I Rule Rome with a God-Tier AI

Chapter 94: The Kingmaker



The small, high-altitude valley was a sanctuary, a brief respite from their grueling race against time. A fresh spring trickled from a fissure in the rock, providing clean water, and the sparse grass was enough to sustain their horses. Here, under the watchful eyes of Maximus's posted sentries, they finally tended to their wounds and gave Varro, the first of the Fire Cohort to fall, a proper soldier's burial. They built a simple cairn of stones, and Cassius spoke a few rough, heartfelt words in the Germanic tongue of his men, his voice thick with a grief he could not hide.

For Alex, however, there was no respite. The revelation of Aethel-Tech and the true nature of his enemy had shattered his strategic framework. He spent the entire night by a low-burning fire, staring into the flames, the cold, hard disc with the dark star insignia clutched in his hand. Lyra fed him what little data she could glean, but it only deepened the mystery. He was facing a foe whose technology was not just advanced, but fundamentally different. A foe who could seemingly create warrior-constructs at will. A foe who had been on Earth for millennia.

He realized the terrible flaw in his plan. He had been so focused on the what—the chrono-crystal power source—and the how—racing to get there first—that he had neglected the where. This wasn't just a desolate spot on a map. This was Armenia. A kingdom. A land with people, politics, and power structures of its own. He had been treating it as a mere transit corridor, an obstacle to be overcome. That was a Roman mistake. A conqueror's mistake. He needed to think differently. He couldn't afford to simply pass through this land. He needed to make it his own.

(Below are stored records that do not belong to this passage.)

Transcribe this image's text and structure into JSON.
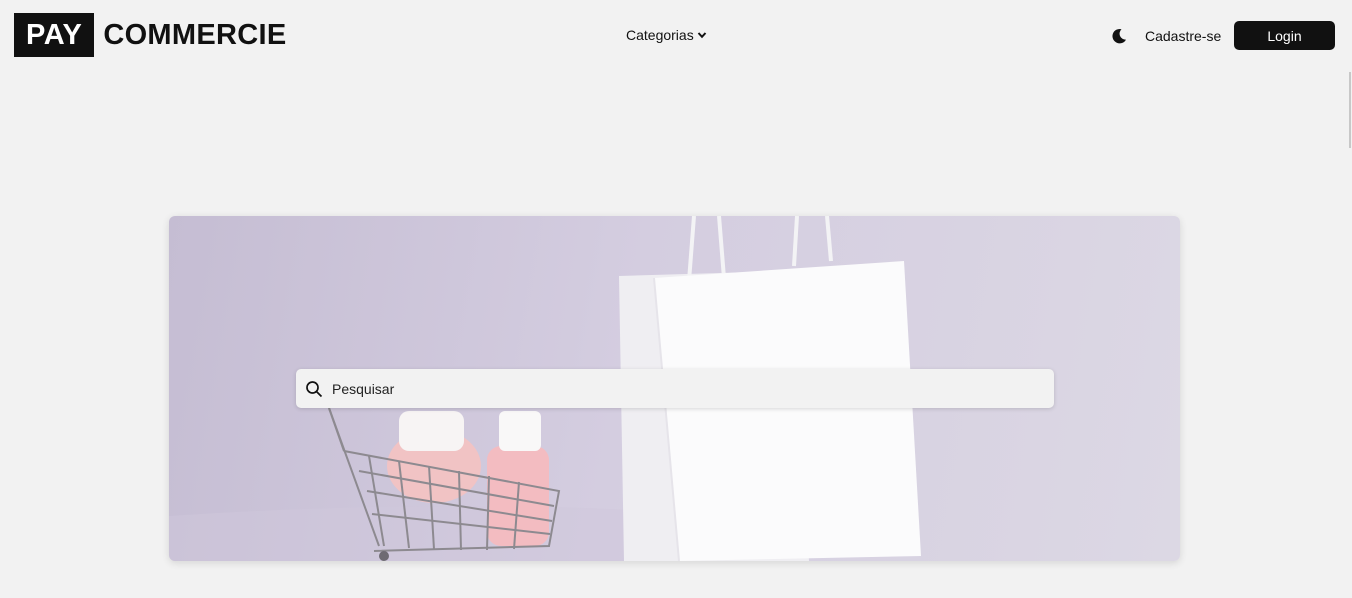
{
  "brand": {
    "box_text": "PAY",
    "text": "COMMERCIE"
  },
  "nav": {
    "categories_label": "Categorias"
  },
  "header": {
    "signup_label": "Cadastre-se",
    "login_label": "Login"
  },
  "hero": {
    "search_placeholder": "Pesquisar"
  },
  "icons": {
    "theme_toggle": "moon-icon",
    "categories_dropdown": "chevron-down-icon",
    "search": "search-icon"
  },
  "colors": {
    "background": "#f2f2f2",
    "primary": "#111111",
    "hero_bg": "#d2cbde"
  }
}
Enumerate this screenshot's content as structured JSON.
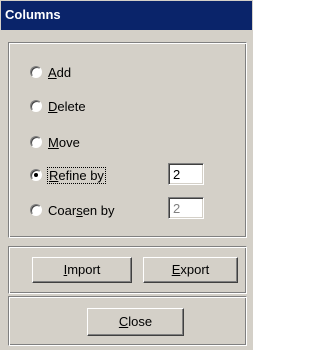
{
  "window": {
    "title": "Columns"
  },
  "options": [
    {
      "pre": "",
      "mnemonic": "A",
      "post": "dd",
      "checked": false
    },
    {
      "pre": "",
      "mnemonic": "D",
      "post": "elete",
      "checked": false
    },
    {
      "pre": "",
      "mnemonic": "M",
      "post": "ove",
      "checked": false
    },
    {
      "pre": "",
      "mnemonic": "R",
      "post": "efine by",
      "checked": true
    },
    {
      "pre": "Coar",
      "mnemonic": "s",
      "post": "en by",
      "checked": false
    }
  ],
  "fields": {
    "refine_value": "2",
    "coarsen_value": "2"
  },
  "buttons": {
    "import": {
      "pre": "",
      "mnemonic": "I",
      "post": "mport"
    },
    "export": {
      "pre": "",
      "mnemonic": "E",
      "post": "xport"
    },
    "close": {
      "pre": "",
      "mnemonic": "C",
      "post": "lose"
    }
  },
  "colors": {
    "title_bar": "#0a246a",
    "face": "#d4d0c8",
    "disabled_text": "#808080"
  }
}
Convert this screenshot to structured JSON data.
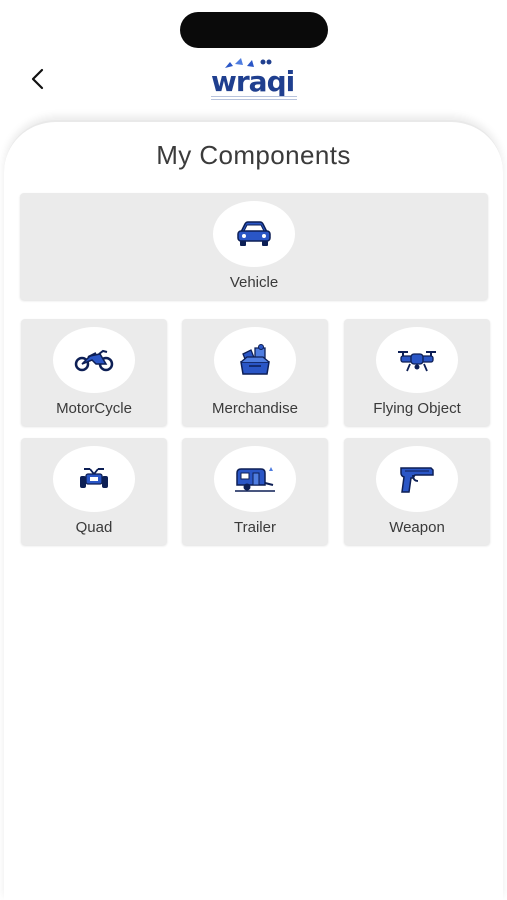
{
  "header": {
    "logo_text": "wraqi"
  },
  "page": {
    "title": "My Components"
  },
  "components": {
    "vehicle": {
      "label": "Vehicle",
      "icon": "car-icon"
    },
    "motorcycle": {
      "label": "MotorCycle",
      "icon": "motorcycle-icon"
    },
    "merchandise": {
      "label": "Merchandise",
      "icon": "merchandise-icon"
    },
    "flying_object": {
      "label": "Flying Object",
      "icon": "drone-icon"
    },
    "quad": {
      "label": "Quad",
      "icon": "quad-icon"
    },
    "trailer": {
      "label": "Trailer",
      "icon": "trailer-icon"
    },
    "weapon": {
      "label": "Weapon",
      "icon": "gun-icon"
    }
  },
  "colors": {
    "icon_blue": "#2a56c6",
    "card_bg": "#ebebeb"
  }
}
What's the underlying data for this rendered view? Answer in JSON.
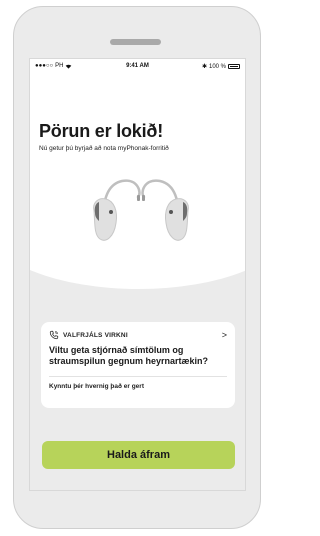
{
  "status_bar": {
    "carrier": "PH",
    "time": "9:41 AM",
    "battery": "100 %"
  },
  "main": {
    "title": "Pörun er lokið!",
    "subtitle": "Nú getur þú byrjað að nota myPhonak-forritið"
  },
  "feature_card": {
    "label": "VALFRJÁLS VIRKNI",
    "chevron": ">",
    "text": "Viltu geta stjórnað símtölum og straumspilun gegnum heyrnartækin?",
    "link": "Kynntu þér hvernig það er gert"
  },
  "actions": {
    "continue_label": "Halda áfram"
  },
  "colors": {
    "accent": "#b7d35a",
    "background_grey": "#ebebeb"
  },
  "icons": {
    "card_icon": "phone-icon",
    "hero": "hearing-aids-illustration"
  }
}
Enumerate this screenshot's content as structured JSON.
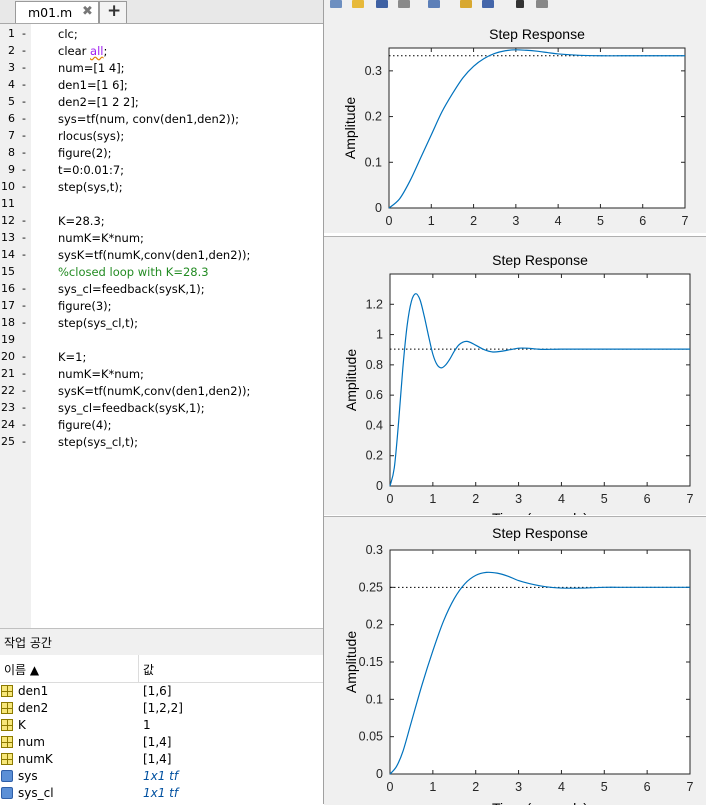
{
  "editor": {
    "tab_label": "m01.m",
    "tab_close": "✖",
    "tab_add": "+",
    "lines": [
      {
        "n": "1",
        "d": "-",
        "t": "clc;"
      },
      {
        "n": "2",
        "d": "-",
        "t": "clear ",
        "kw": "all",
        ";": ";"
      },
      {
        "n": "3",
        "d": "-",
        "t": "num=[1 4];"
      },
      {
        "n": "4",
        "d": "-",
        "t": "den1=[1 6];"
      },
      {
        "n": "5",
        "d": "-",
        "t": "den2=[1 2 2];"
      },
      {
        "n": "6",
        "d": "-",
        "t": "sys=tf(num, conv(den1,den2));"
      },
      {
        "n": "7",
        "d": "-",
        "t": "rlocus(sys);"
      },
      {
        "n": "8",
        "d": "-",
        "t": "figure(2);"
      },
      {
        "n": "9",
        "d": "-",
        "t": "t=0:0.01:7;"
      },
      {
        "n": "10",
        "d": "-",
        "t": "step(sys,t);"
      },
      {
        "n": "11",
        "d": "",
        "t": ""
      },
      {
        "n": "12",
        "d": "-",
        "t": "K=28.3;"
      },
      {
        "n": "13",
        "d": "-",
        "t": "numK=K*num;"
      },
      {
        "n": "14",
        "d": "-",
        "t": "sysK=tf(numK,conv(den1,den2));"
      },
      {
        "n": "15",
        "d": "",
        "t": "%closed loop with K=28.3",
        "comment": true
      },
      {
        "n": "16",
        "d": "-",
        "t": "sys_cl=feedback(sysK,1);"
      },
      {
        "n": "17",
        "d": "-",
        "t": "figure(3);"
      },
      {
        "n": "18",
        "d": "-",
        "t": "step(sys_cl,t);"
      },
      {
        "n": "19",
        "d": "",
        "t": ""
      },
      {
        "n": "20",
        "d": "-",
        "t": "K=1;"
      },
      {
        "n": "21",
        "d": "-",
        "t": "numK=K*num;"
      },
      {
        "n": "22",
        "d": "-",
        "t": "sysK=tf(numK,conv(den1,den2));"
      },
      {
        "n": "23",
        "d": "-",
        "t": "sys_cl=feedback(sysK,1);"
      },
      {
        "n": "24",
        "d": "-",
        "t": "figure(4);"
      },
      {
        "n": "25",
        "d": "-",
        "t": "step(sys_cl,t);"
      }
    ]
  },
  "workspace": {
    "title": "작업 공간",
    "col_name": "이름 ▲",
    "col_value": "값",
    "vars": [
      {
        "name": "den1",
        "value": "[1,6]",
        "icon": "matrix-icon"
      },
      {
        "name": "den2",
        "value": "[1,2,2]",
        "icon": "matrix-icon"
      },
      {
        "name": "K",
        "value": "1",
        "icon": "matrix-icon"
      },
      {
        "name": "num",
        "value": "[1,4]",
        "icon": "matrix-icon"
      },
      {
        "name": "numK",
        "value": "[1,4]",
        "icon": "matrix-icon"
      },
      {
        "name": "sys",
        "value": "1x1 tf",
        "icon": "object-icon",
        "italic": true
      },
      {
        "name": "sys_cl",
        "value": "1x1 tf",
        "icon": "object-icon",
        "italic": true
      }
    ]
  },
  "chart_data": [
    {
      "type": "line",
      "title": "Step Response",
      "ylabel": "Amplitude",
      "xlabel": "",
      "xlim": [
        0,
        7
      ],
      "ylim": [
        0,
        0.35
      ],
      "xticks": [
        "0",
        "1",
        "2",
        "3",
        "4",
        "5",
        "6",
        "7"
      ],
      "yticks": [
        "0",
        "0.1",
        "0.2",
        "0.3"
      ],
      "yticks_values": [
        0,
        0.1,
        0.2,
        0.3
      ],
      "steady_state": 0.333,
      "series": [
        {
          "x": [
            0,
            0.25,
            0.5,
            0.75,
            1,
            1.25,
            1.5,
            1.75,
            2,
            2.25,
            2.5,
            2.75,
            3,
            3.25,
            3.5,
            3.75,
            4,
            4.5,
            5,
            5.5,
            6,
            6.5,
            7
          ],
          "y": [
            0,
            0.02,
            0.06,
            0.11,
            0.16,
            0.21,
            0.25,
            0.285,
            0.31,
            0.327,
            0.338,
            0.344,
            0.346,
            0.345,
            0.343,
            0.34,
            0.337,
            0.334,
            0.333,
            0.333,
            0.333,
            0.333,
            0.333
          ]
        }
      ]
    },
    {
      "type": "line",
      "title": "Step Response",
      "ylabel": "Amplitude",
      "xlabel": "Time (seconds)",
      "xlim": [
        0,
        7
      ],
      "ylim": [
        0,
        1.4
      ],
      "xticks": [
        "0",
        "1",
        "2",
        "3",
        "4",
        "5",
        "6",
        "7"
      ],
      "yticks": [
        "0",
        "0.2",
        "0.4",
        "0.6",
        "0.8",
        "1",
        "1.2"
      ],
      "yticks_values": [
        0,
        0.2,
        0.4,
        0.6,
        0.8,
        1,
        1.2
      ],
      "steady_state": 0.904,
      "series": [
        {
          "x": [
            0,
            0.1,
            0.2,
            0.3,
            0.4,
            0.5,
            0.6,
            0.7,
            0.8,
            0.9,
            1.0,
            1.1,
            1.2,
            1.3,
            1.4,
            1.5,
            1.6,
            1.7,
            1.8,
            1.9,
            2.0,
            2.2,
            2.4,
            2.6,
            2.8,
            3.0,
            3.2,
            3.4,
            3.6,
            4,
            5,
            6,
            7
          ],
          "y": [
            0,
            0.12,
            0.42,
            0.78,
            1.06,
            1.22,
            1.27,
            1.23,
            1.12,
            0.99,
            0.87,
            0.8,
            0.78,
            0.8,
            0.84,
            0.89,
            0.93,
            0.95,
            0.955,
            0.945,
            0.93,
            0.9,
            0.885,
            0.89,
            0.9,
            0.91,
            0.91,
            0.905,
            0.902,
            0.904,
            0.904,
            0.904,
            0.904
          ]
        }
      ]
    },
    {
      "type": "line",
      "title": "Step Response",
      "ylabel": "Amplitude",
      "xlabel": "Time (seconds)",
      "xlim": [
        0,
        7
      ],
      "ylim": [
        0,
        0.3
      ],
      "xticks": [
        "0",
        "1",
        "2",
        "3",
        "4",
        "5",
        "6",
        "7"
      ],
      "yticks": [
        "0",
        "0.05",
        "0.1",
        "0.15",
        "0.2",
        "0.25",
        "0.3"
      ],
      "yticks_values": [
        0,
        0.05,
        0.1,
        0.15,
        0.2,
        0.25,
        0.3
      ],
      "steady_state": 0.25,
      "series": [
        {
          "x": [
            0,
            0.15,
            0.3,
            0.5,
            0.75,
            1,
            1.25,
            1.5,
            1.75,
            2,
            2.25,
            2.5,
            2.75,
            3,
            3.25,
            3.5,
            3.75,
            4,
            4.5,
            5,
            5.5,
            6,
            6.5,
            7
          ],
          "y": [
            0,
            0.01,
            0.03,
            0.07,
            0.12,
            0.165,
            0.205,
            0.235,
            0.255,
            0.266,
            0.27,
            0.269,
            0.265,
            0.259,
            0.255,
            0.252,
            0.25,
            0.249,
            0.249,
            0.25,
            0.25,
            0.25,
            0.25,
            0.25
          ]
        }
      ]
    }
  ]
}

By dawn, his mind was clear, his resolve hardened into a new, more ambitious shape. He summoned Maximus to the fire.

"We are changing the plan, General," he said, his voice quiet but firm. The general, who was checking the horses' hooves, looked up, his expression questioning.

"We are no longer just soldiers passing through this land," Alex continued, gesturing to the rugged mountains around them. "From this moment on, we are agents of the Roman state, acting with the full authority of the Emperor. This land, Armenia, is a Roman client kingdom, but its loyalty is a reed in the wind, bending towards whoever is stronger, Rome or Parthia. We are going to ensure its loyalty becomes as permanent as this granite beneath our feet."

Maximus's eyes widened slightly as he grasped the sheer audacity of what Alex was proposing. They were a force of less than two hundred and fifty men, deep in hostile territory, and the Emperor was proposing to meddle in the succession of a kingdom.

"We are no longer racing The Traveler to the prize," Alex declared, his voice ringing with a new, cold authority. "That is a fool's errand. It makes us reactive. Instead, we will seize the board itself. We are going to make a king."

Using Lyra's deep historical and genealogical databases, Alex had spent the night studying the intricate, bloody politics of the Armenian royal court. The current king, a man named Sohaemus, was old, weak, and little more than a puppet of his Parthian masters. But there was a rival claimant. A young, ambitious prince of the Arsacid dynasty named Tiridates—no relation to the Parthian commander—who had been educated in Rome, possessed Roman sympathies, and had been driven into hiding after a failed attempt to claim the throne a year prior. According to Lyra's intelligence, compiled from old merchant reports and spy logs, he was now holed up in a remote, nigh-impregnable mountain fortress called Garni, not a three-day march from their current position.

"We march to Garni," Alex commanded. "We find this Prince Tiridates. And we make him an offer he cannot refuse."